And it isn’t ~totally~ wrong
AI has been all the rage; most recently with local celebs jumping in to join the 90s Yearbook trend. The conversation surrounding the new tech has had an air of caution. Humans need to be careful; what if the robots take over? What if we lose control over them? What if they destroy more than they fix?
The Creator is the latest film that buys into the hype.
The film follows a war between humans and AI, specifically the journey of ex-special forces agent Joshua, who is recruited to hunt down and kill The Creator. The elusive architect of advanced AI, The Creator has developed a mysterious weapon that has the power to end the war—and humans. When Joshua discovers the weapon, he’s surprised to discover that she is a young child with the ability to grow up.
Warning: minor spoilers ahead.
The beauty of The Creator lies not in the pretense, but in its ability to clearly send its message across. There’s nothing particularly new about exploring the technology of robotics, not even to the level of AI developing motions. But what the film does better than its predecessors is blur the lines between humans and AI. Rather than totally distinguish them and us, it makes a point to say: Hey, there is no difference. They do this by exploring the different relationships between AI and humans, whether romantic—yes, don’t get grossed out—or platonic. And the fact that AI is totally human passing (save a hollow tube that goes from “ear” to “ear”), only adds to the effect.
There’s a level of respect between these two species, and they’re all just after peace. But hey, leave it to victimized America to get in between it. Never mind that they have totally eradicated AI in their own territories, the rest of the world needs to do it, too.

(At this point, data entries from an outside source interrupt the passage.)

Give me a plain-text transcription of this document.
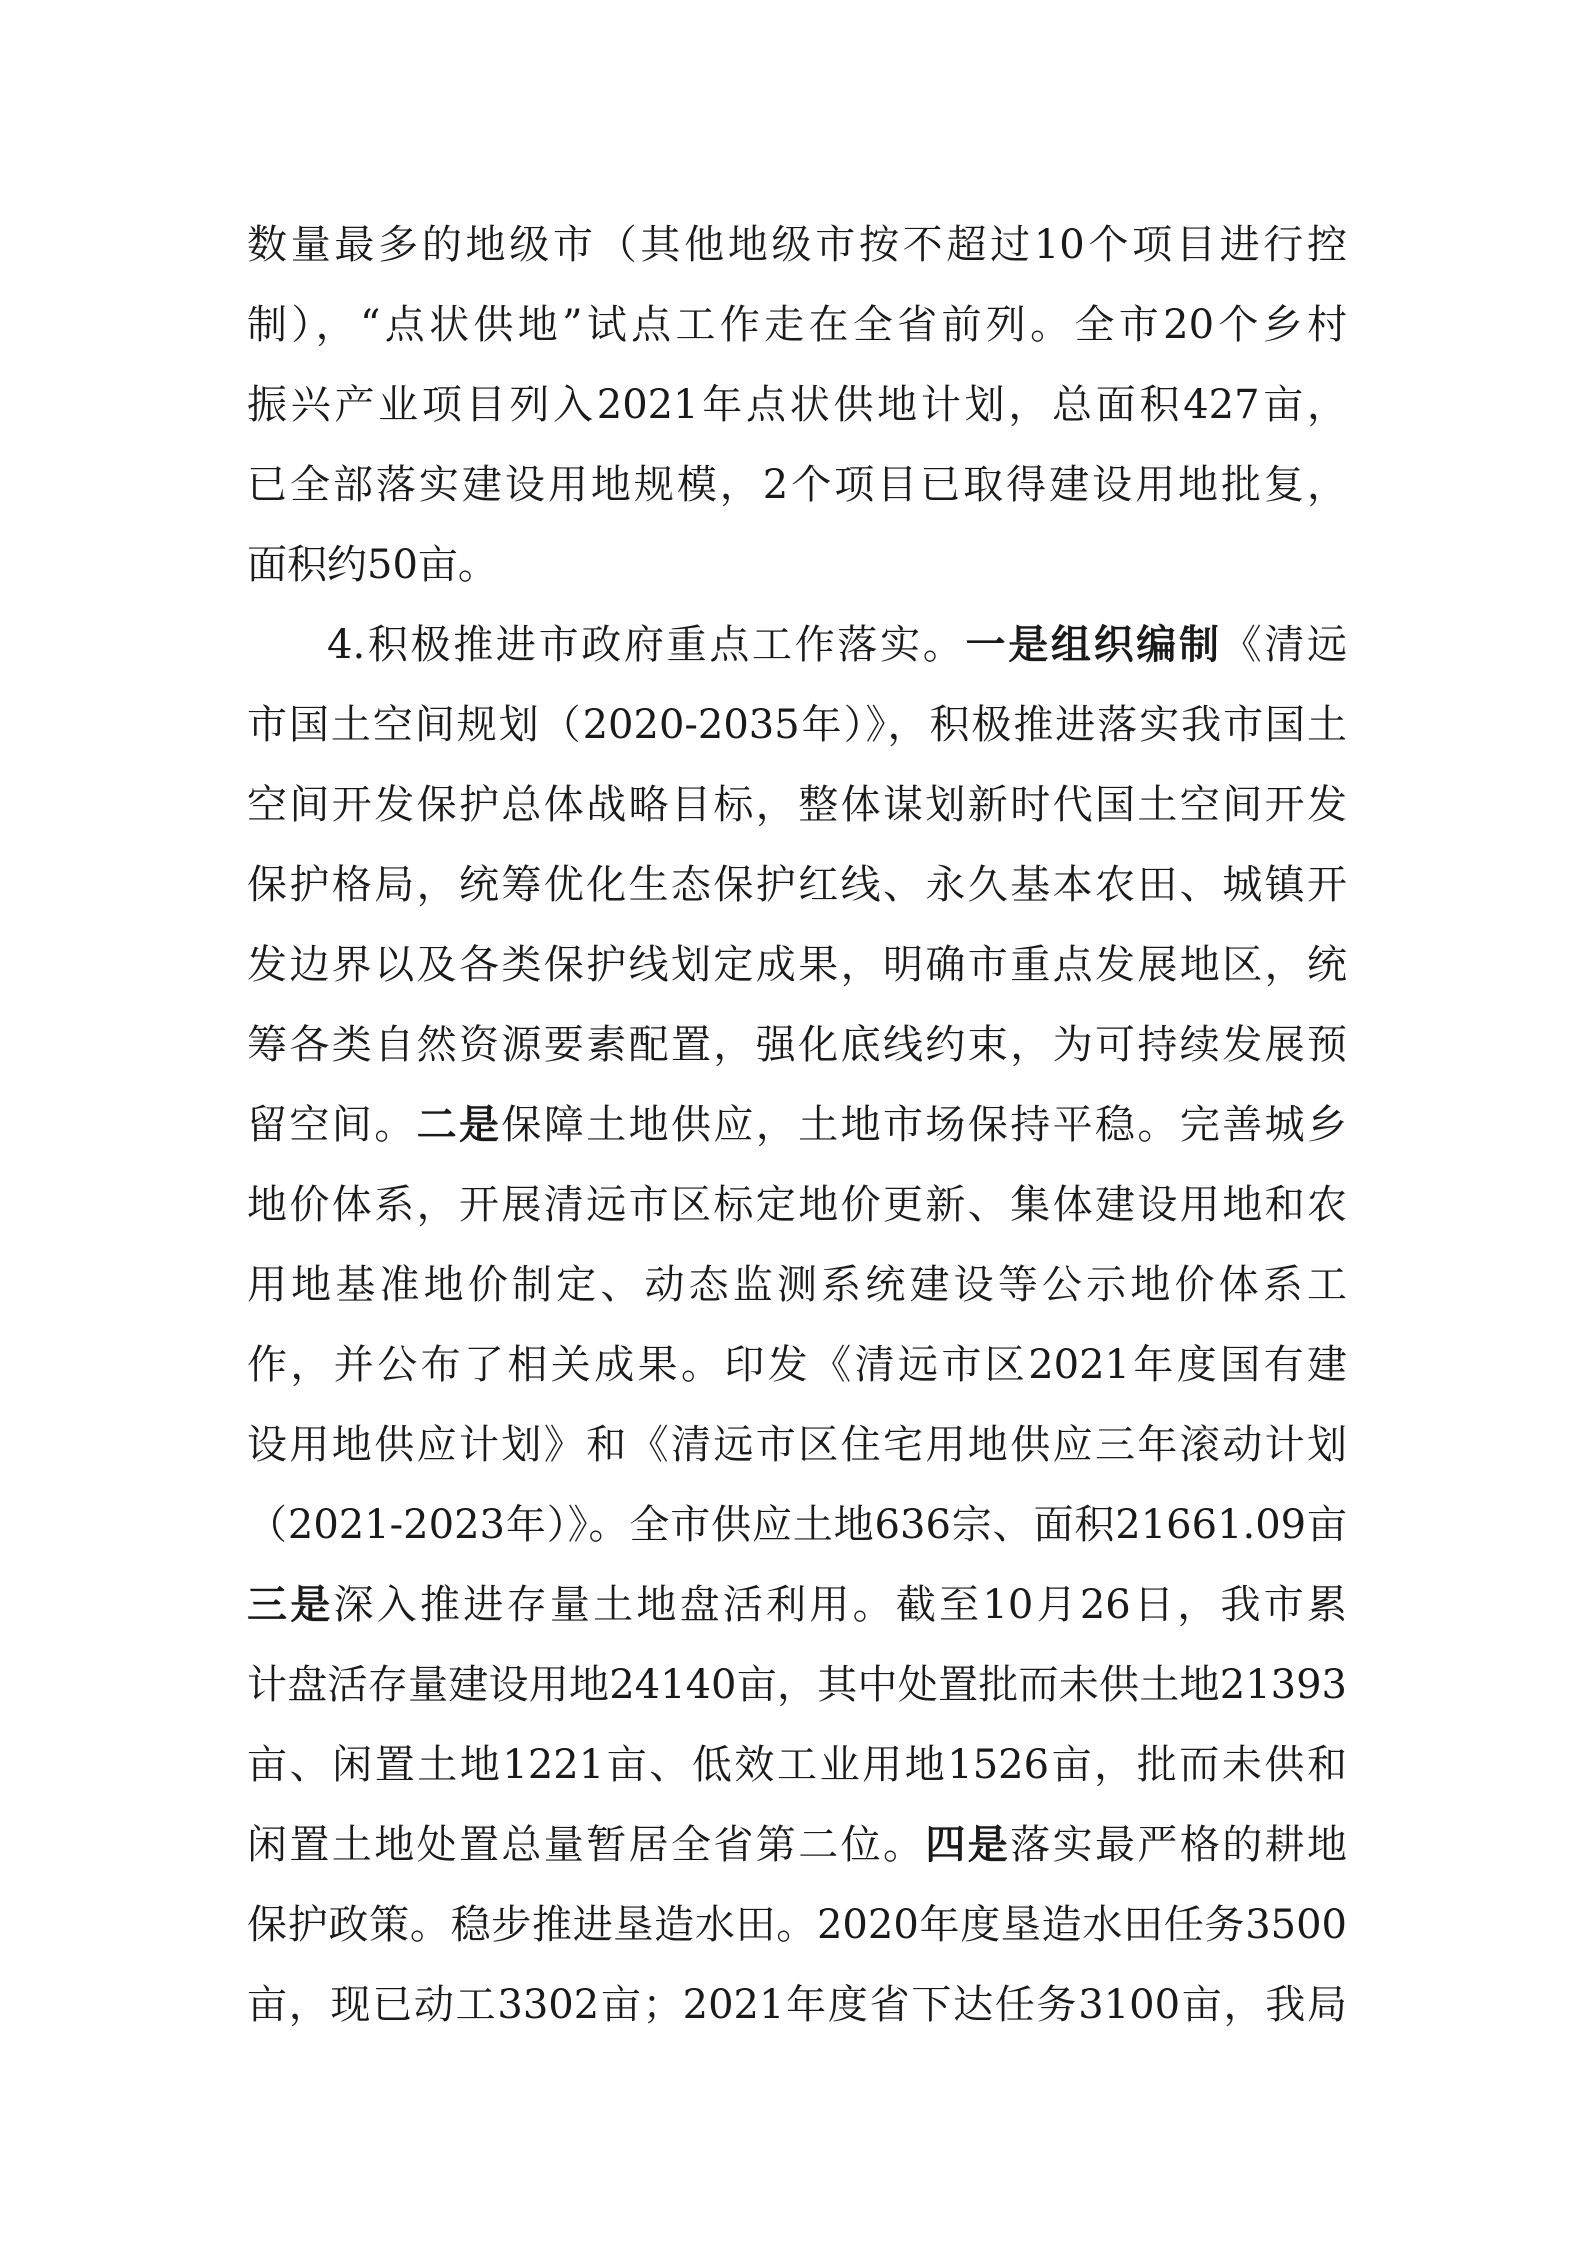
数量最多的地级市（其他地级市按不超过10个项目进行控
制），“点状供地”试点工作走在全省前列。全市20个乡村
振兴产业项目列入2021年点状供地计划，总面积427亩，
已全部落实建设用地规模，2个项目已取得建设用地批复，
面积约50亩。
4.积极推进市政府重点工作落实。一是组织编制《清远
市国土空间规划（2020-2035年）》，积极推进落实我市国土
空间开发保护总体战略目标，整体谋划新时代国土空间开发
保护格局，统筹优化生态保护红线、永久基本农田、城镇开
发边界以及各类保护线划定成果，明确市重点发展地区，统
筹各类自然资源要素配置，强化底线约束，为可持续发展预
留空间。二是保障土地供应，土地市场保持平稳。完善城乡
地价体系，开展清远市区标定地价更新、集体建设用地和农
用地基准地价制定、动态监测系统建设等公示地价体系工
作，并公布了相关成果。印发《清远市区2021年度国有建
设用地供应计划》和《清远市区住宅用地供应三年滚动计划
（2021-2023年）》。全市供应土地636宗、面积21661.09亩
三是深入推进存量土地盘活利用。截至10月26日，我市累
计盘活存量建设用地24140亩，其中处置批而未供土地21393
亩、闲置土地1221亩、低效工业用地1526亩，批而未供和
闲置土地处置总量暂居全省第二位。四是落实最严格的耕地
保护政策。稳步推进垦造水田。2020年度垦造水田任务3500
亩，现已动工3302亩；2021年度省下达任务3100亩，我局
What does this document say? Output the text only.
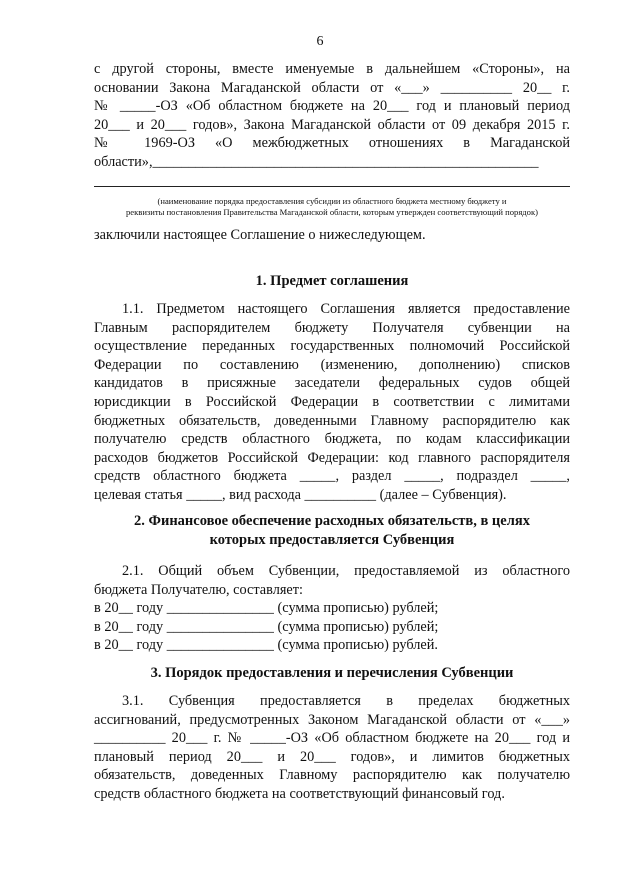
6
с другой стороны, вместе именуемые в дальнейшем «Стороны», на
основании Закона Магаданской области от «___» __________ 20__ г.
№ _____-ОЗ «Об областном бюджете на 20___ год и плановый период
20___ и 20___ годов», Закона Магаданской области от 09 декабря 2015 г.
№ 1969-ОЗ «О межбюджетных отношениях в Магаданской
области»,______________________________________________________
(наименование порядка предоставления субсидии из областного бюджета местному бюджету и
реквизиты постановления Правительства Магаданской области, которым утвержден соответствующий порядок)
заключили настоящее Соглашение о нижеследующем.
1. Предмет соглашения
1.1. Предметом настоящего Соглашения является предоставление
Главным распорядителем бюджету Получателя субвенции на
осуществление переданных государственных полномочий Российской
Федерации по составлению (изменению, дополнению) списков
кандидатов в присяжные заседатели федеральных судов общей
юрисдикции в Российской Федерации в соответствии с лимитами
бюджетных обязательств, доведенными Главному распорядителю как
получателю средств областного бюджета, по кодам классификации
расходов бюджетов Российской Федерации: код главного распорядителя
средств областного бюджета _____, раздел _____, подраздел _____,
целевая статья _____, вид расхода __________ (далее – Субвенция).
2. Финансовое обеспечение расходных обязательств, в целях
которых предоставляется Субвенция
2.1. Общий объем Субвенции, предоставляемой из областного
бюджета Получателю, составляет:
в 20__ году _______________ (сумма прописью) рублей;
в 20__ году _______________ (сумма прописью) рублей;
в 20__ году _______________ (сумма прописью) рублей.
3. Порядок предоставления и перечисления Субвенции
3.1. Субвенция предоставляется в пределах бюджетных
ассигнований, предусмотренных Законом Магаданской области от «___»
__________ 20___ г. № _____-ОЗ «Об областном бюджете на 20___ год и
плановый период 20___ и 20___ годов», и лимитов бюджетных
обязательств, доведенных Главному распорядителю как получателю
средств областного бюджета на соответствующий финансовый год.
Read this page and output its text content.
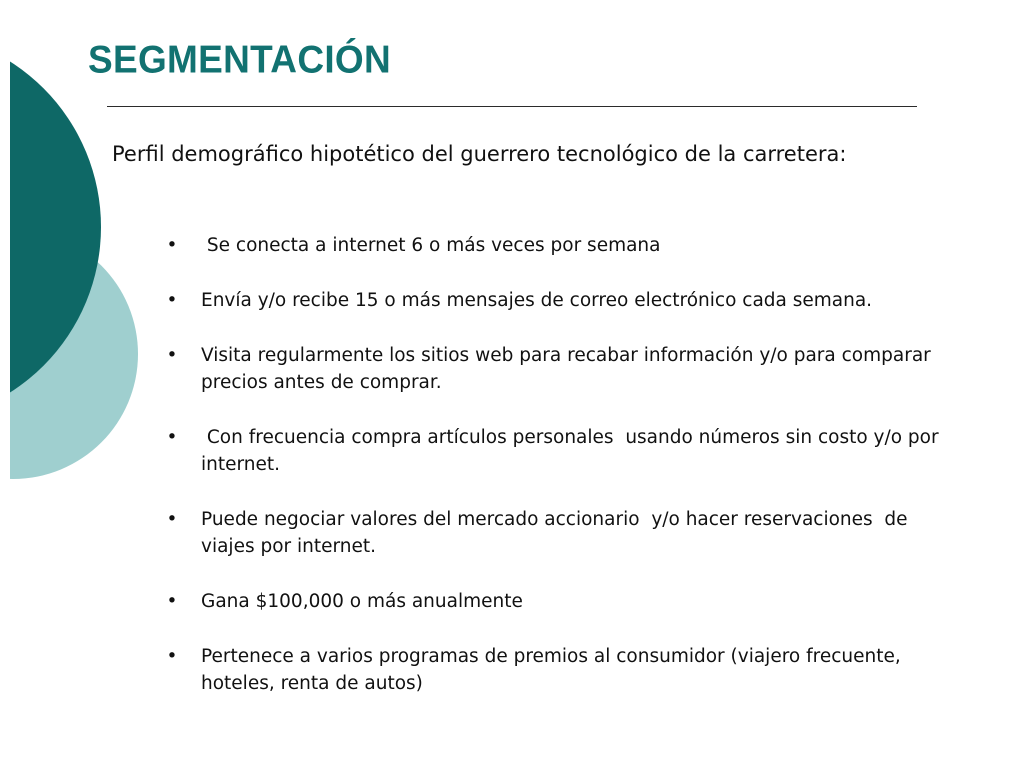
SEGMENTACIÓN

Perfil demográfico hipotético del guerrero tecnológico de la carretera:

• Se conecta a internet 6 o más veces por semana
• Envía y/o recibe 15 o más mensajes de correo electrónico cada semana.
• Visita regularmente los sitios web para recabar información y/o para comparar precios antes de comprar.
• Con frecuencia compra artículos personales  usando números sin costo y/o por internet.
• Puede negociar valores del mercado accionario  y/o hacer reservaciones  de viajes por internet.
• Gana $100,000 o más anualmente
• Pertenece a varios programas de premios al consumidor (viajero frecuente, hoteles, renta de autos)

View this post on Instagram
With enough action scenes, emotional pulls and an incredibly clear message, The Creator makes for a wholly effective film. But another thing to consider is the timing of it all. With AI becoming already so intelligent in our own worlds—impressively pulling up essays, reviews, photographs, graphics—and people losing their jobs left and right, is The Creator really here to say not just that it can happen, but that it’s inevitable?
But that’s a topic for another day; let’s go back to the film and discuss it as a film.
I’ve seen a lot of criticism against The Creator, with people saying it poses as a mishmash of other sci-fi films; and they’re valid. The weapon nicknamed Alphie is practically Eleven from Stranger Things, or Ellie from The Last Of Us. Joshua’s father-figure character is Jim Hopper and Joel Miller. The battle between robots and humans—how different are they from the standard wars against aliens or mutants? Nevertheless, The Creator is a film that demands to be seen in the cinema. When all else fails, the production holds strong.